In 1972 the hotel was under threat, but following the intercession of John Betjeman (‘I don’t know who the architect was but he was somebody pretty good’) it was listed and survived. A long period of closure ended in 2013 when the Berners Hotel reopened as the London Edition, fully restored at the behest of Ian Schrager (as at the Sandersons Hotel), here working with ISC Design Studio and Marriott International. The main spaces have been generously restored but, as the management is keen to insist, ‘The London EDITION is no period piece … It is a potpourri of styles that only a sure hand could pull off’. [1]

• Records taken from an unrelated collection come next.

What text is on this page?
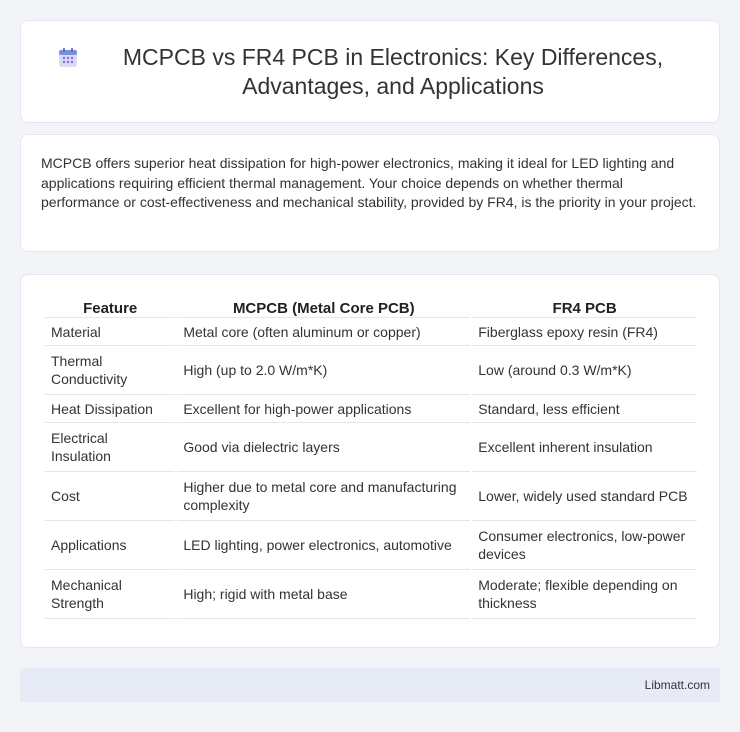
MCPCB vs FR4 PCB in Electronics: Key Differences, Advantages, and Applications

MCPCB offers superior heat dissipation for high-power electronics, making it ideal for LED lighting and applications requiring efficient thermal management. Your choice depends on whether thermal performance or cost-effectiveness and mechanical stability, provided by FR4, is the priority in your project.

Feature	MCPCB (Metal Core PCB)	FR4 PCB
Material	Metal core (often aluminum or copper)	Fiberglass epoxy resin (FR4)
Thermal Conductivity	High (up to 2.0 W/m*K)	Low (around 0.3 W/m*K)
Heat Dissipation	Excellent for high-power applications	Standard, less efficient
Electrical Insulation	Good via dielectric layers	Excellent inherent insulation
Cost	Higher due to metal core and manufacturing complexity	Lower, widely used standard PCB
Applications	LED lighting, power electronics, automotive	Consumer electronics, low-power devices
Mechanical Strength	High; rigid with metal base	Moderate; flexible depending on thickness
Libmatt.com
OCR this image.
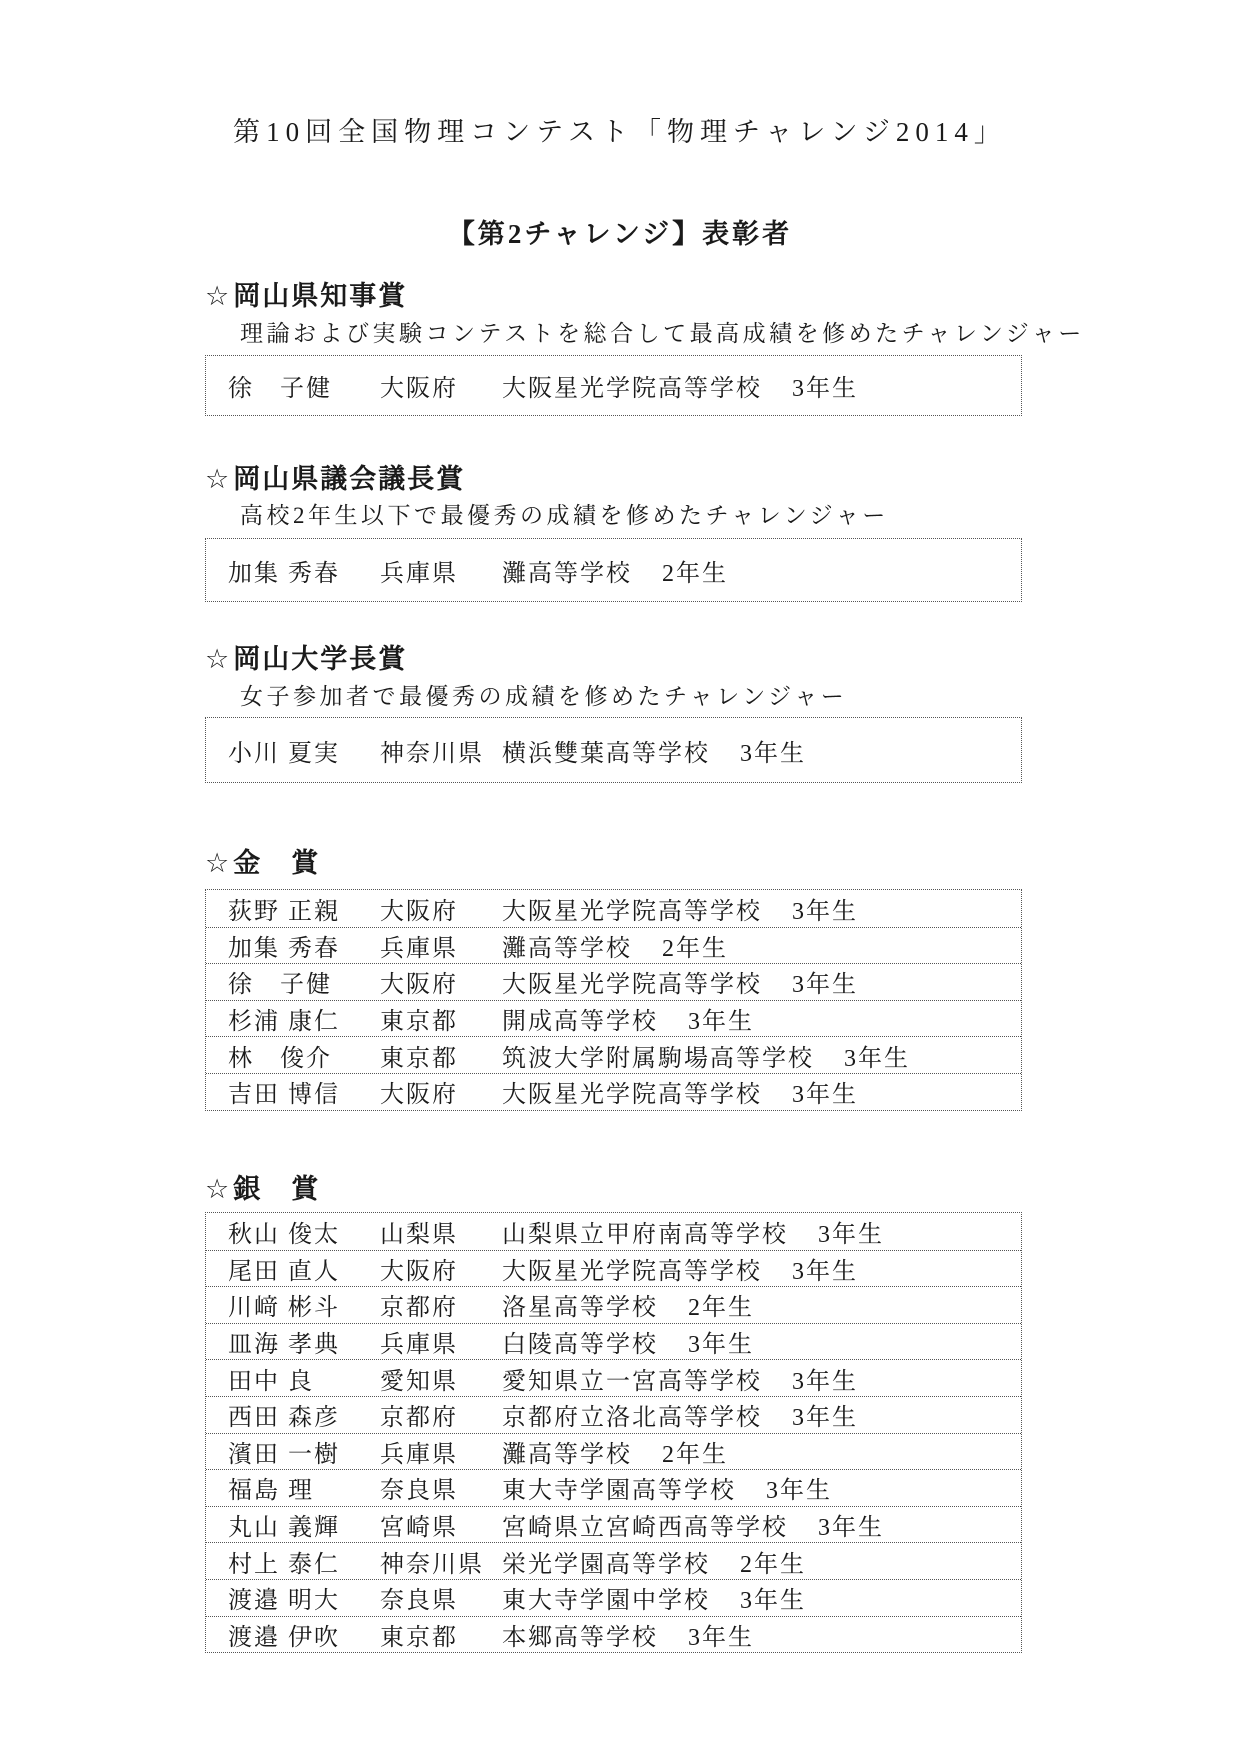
第10回全国物理コンテスト「物理チャレンジ2014」
【第2チャレンジ】表彰者
☆岡山県知事賞
理論および実験コンテストを総合して最高成績を修めたチャレンジャー
徐　子健	大阪府	大阪星光学院高等学校 3年生
☆岡山県議会議長賞
高校2年生以下で最優秀の成績を修めたチャレンジャー
加集 秀春	兵庫県	灘高等学校 2年生
☆岡山大学長賞
女子参加者で最優秀の成績を修めたチャレンジャー
小川 夏実	神奈川県 横浜雙葉高等学校 3年生
☆金　賞
荻野 正親	大阪府	大阪星光学院高等学校 3年生
加集 秀春	兵庫県	灘高等学校 2年生
徐　子健	大阪府	大阪星光学院高等学校 3年生
杉浦 康仁	東京都	開成高等学校 3年生
林　俊介	東京都	筑波大学附属駒場高等学校 3年生
吉田 博信	大阪府	大阪星光学院高等学校 3年生
☆銀　賞
秋山 俊太	山梨県	山梨県立甲府南高等学校 3年生
尾田 直人	大阪府	大阪星光学院高等学校 3年生
川﨑 彬斗	京都府	洛星高等学校 2年生
皿海 孝典	兵庫県	白陵高等学校 3年生
田中 良	愛知県	愛知県立一宮高等学校 3年生
西田 森彦	京都府	京都府立洛北高等学校 3年生
濱田 一樹	兵庫県	灘高等学校 2年生
福島 理	奈良県	東大寺学園高等学校 3年生
丸山 義輝	宮崎県	宮崎県立宮崎西高等学校 3年生
村上 泰仁	神奈川県 栄光学園高等学校 2年生
渡邉 明大	奈良県	東大寺学園中学校 3年生
渡邉 伊吹	東京都	本郷高等学校 3年生
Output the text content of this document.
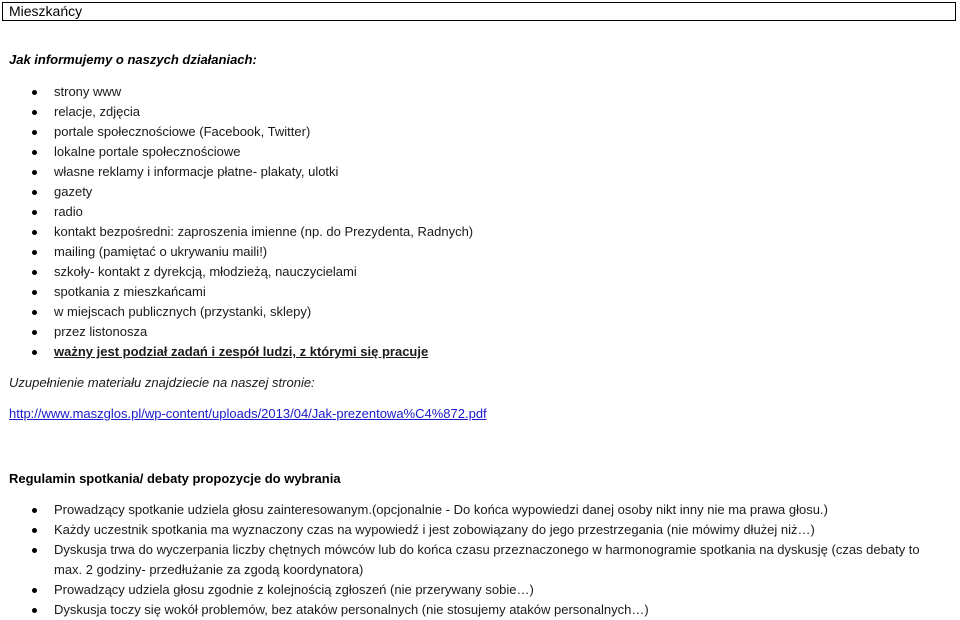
Mieszkańcy
Jak informujemy o naszych działaniach:
strony www
relacje, zdjęcia
portale społecznościowe (Facebook, Twitter)
lokalne portale społecznościowe
własne reklamy i informacje płatne- plakaty, ulotki
gazety
radio
kontakt bezpośredni: zaproszenia imienne (np. do Prezydenta, Radnych)
mailing (pamiętać o ukrywaniu maili!)
szkoły- kontakt z dyrekcją, młodzieżą, nauczycielami
spotkania z mieszkańcami
w miejscach publicznych (przystanki, sklepy)
przez listonosza
ważny jest podział zadań i zespół ludzi, z którymi się pracuje
Uzupełnienie materiału znajdziecie na naszej stronie:
http://www.maszglos.pl/wp-content/uploads/2013/04/Jak-prezentowa%C4%872.pdf
Regulamin spotkania/ debaty propozycje do wybrania
Prowadzący spotkanie udziela głosu zainteresowanym.(opcjonalnie - Do końca wypowiedzi danej osoby nikt inny nie ma prawa głosu.)
Każdy uczestnik spotkania ma wyznaczony czas na wypowiedź i jest zobowiązany do jego przestrzegania (nie mówimy dłużej niż…)
Dyskusja trwa do wyczerpania liczby chętnych mówców lub do końca czasu przeznaczonego w harmonogramie spotkania na dyskusję (czas debaty to max. 2 godziny- przedłużanie za zgodą koordynatora)
Prowadzący udziela głosu zgodnie z kolejnością zgłoszeń (nie przerywany sobie…)
Dyskusja toczy się wokół problemów, bez ataków personalnych (nie stosujemy ataków personalnych…)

Berners Street Hotel Berners street, Marylebone. Plasterwork detail. Taken for Survey of London

Plasterwork detail, Berners Hotel. Photographed by Chris Redgrave for the Survey of London © Historic England

1.London Edition press release 2013

6 Responses to “Berners Hotel, the London Edition”

  • 1
    S. Crowe wrote on 2 June 2018:

    The original owners of the Berners Hotel in 1826 were Thomas & Louisa Ashton who owned and operated the hotel until at least 1871 (census). They ran many ad’s in The Lancaster Gazette

  • 2
    Staircases in South-East Marylebone | UCL The Survey of London wrote on 9 November 2018:

    […] of Slater & Keith. To read a full account of the Berners Hotel in an earlier blog post, please click here. (© Historic England, Chris […]

  • 3
    Ana Sanchez wrote on 13 April 2022:

    My mother and father actually worked and met in the Berner’s hotel. She was a chambermaid and he was a waiter. I have read the story of the hotel and am fascinated about its history and grandiosity. They worked there around 1960. I wonder if the Berner’s was so beautiful then as it is now.
    Was fascinated to read about Newman Street. My mother mentioned many times that she lived in maids quarters in Newman Street, and now I have actually read it here.
    The Berner’s not only had guests, but the employees fell in love there too. Here I am as proof.
    Thank you for a beautiful reading of the history.

  • 4
    Andrea Kaufman wrote on 18 October 2022:

    Back in the 1980s my late father and I would have breakfast at the Berners. Then we would go to our offices! Him to Mortimer House and me to Foley Street. We would drive from Essex and park an underground garage. Those were the days!
    Thank you Dad!
    24 years today you past

  • 5
    Jose K. wrote on 2 March 2023:

    I hope to visit again sometime. I stayed here on my first visit to London in 1954.

  • 6
    Margrit Petersen wrote on 19 October 2023:

    Hallo. 1970 habe ich hier in der Rezeption gearbeitet. Es war die schoenste Zeit medinės Leben.
    Es freut mich, dass es wieder ein Berners Hotel gibt.